I had a chat with my CancerCare Counselor this week, and brought up my sense of frustration and unhappiness with having a colostomy that I mentioned a few posts ago. Again, it’s nothing extreme, just a feeling that persists even though I’m dealing with the mechanics of the situation reasonably well. I asked if this was something that needed to be addressed and dealt with right away, perhaps with a worksheet or something. She chuckled and said she did not have a worksheet handy, but could possibly come up with one if needed.
Instead she told me a few good things to remember. One was to remind me that it hasn’t actually been that long since getting out of the hospital. Processing my feelings is going to take time, and there isn’t a rush or a deadline. (However, she did acknowledge that if I was in my eighties and still deeply unhappy about it, the situation might bear more serious discussion.)

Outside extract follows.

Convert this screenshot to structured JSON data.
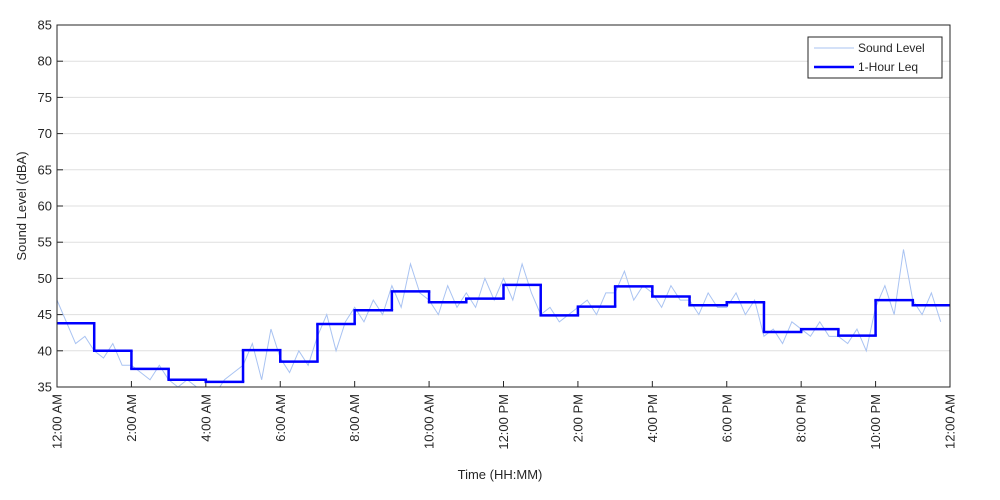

Another thing is that two things can be true, something Lori also reminds the rest of us about on a regular basis. We often think that our feelings about a topic have to be either/or. Either I’m totally adjusted and content with my colostomy or I am not at all, which I tend to assume is a failing that must be corrected. But, I can be grateful to it for allowing my continued existence, and frustrated at the change to my body. Also, frustration at having to think about ostomy supply levels on top of everything else in my life. ALSO, frustration at the way the weird caramel-coloured bag adhesive is absolutely ridiculous to try and work with if you don’t put it on properly in one go.
Anyway the point is that we can hold more than one feeling about something and that’s a normal thing to do.
Lastly we talked about grief, which is something I haven’t really thought about since starting this journey last year. We talked and I wrote, back then, about the sense of another life, another timeline where I didn’t get diagnosed and our house renovations and travel plans continued as expected. I’ve had plenty of time since then to come to terms, but now I get to do it again; because the pathology report being good news doesn’t mean things are ‘over’. Things are not ‘normal’, as they were before last May, and they will not go back. So once again, there’s a sense of loss to become accustomed to, one I hadn’t really noticed on my own yet.
(This sense, I observed, may have also been why the pathology results weren’t as exciting to me as to others I talked to; because for me the results didn’t provide a definite sense of resolution.)
This week I was energetic and confident enough to go with my family to the Manitoba Museum, and we had a great day. I’ve felt deeply grateful to be up and about as much as I’ve been able to, although the seats in the planetarium did get right up my stitching and I was happy to keep moving after the show. (On the other hand: Lori and I got to have dinner and see a play last night, and even though the seats in the theatre were ancient they were perfectly comfortable for the duration. How???)
All in all, it turns out physical and emotional healing take time. More time than I’d like, surely. Time, and sometimes treats for myself, and sometimes a good episode of Star Trek, and sometimes just playing an old video game I’m really good at.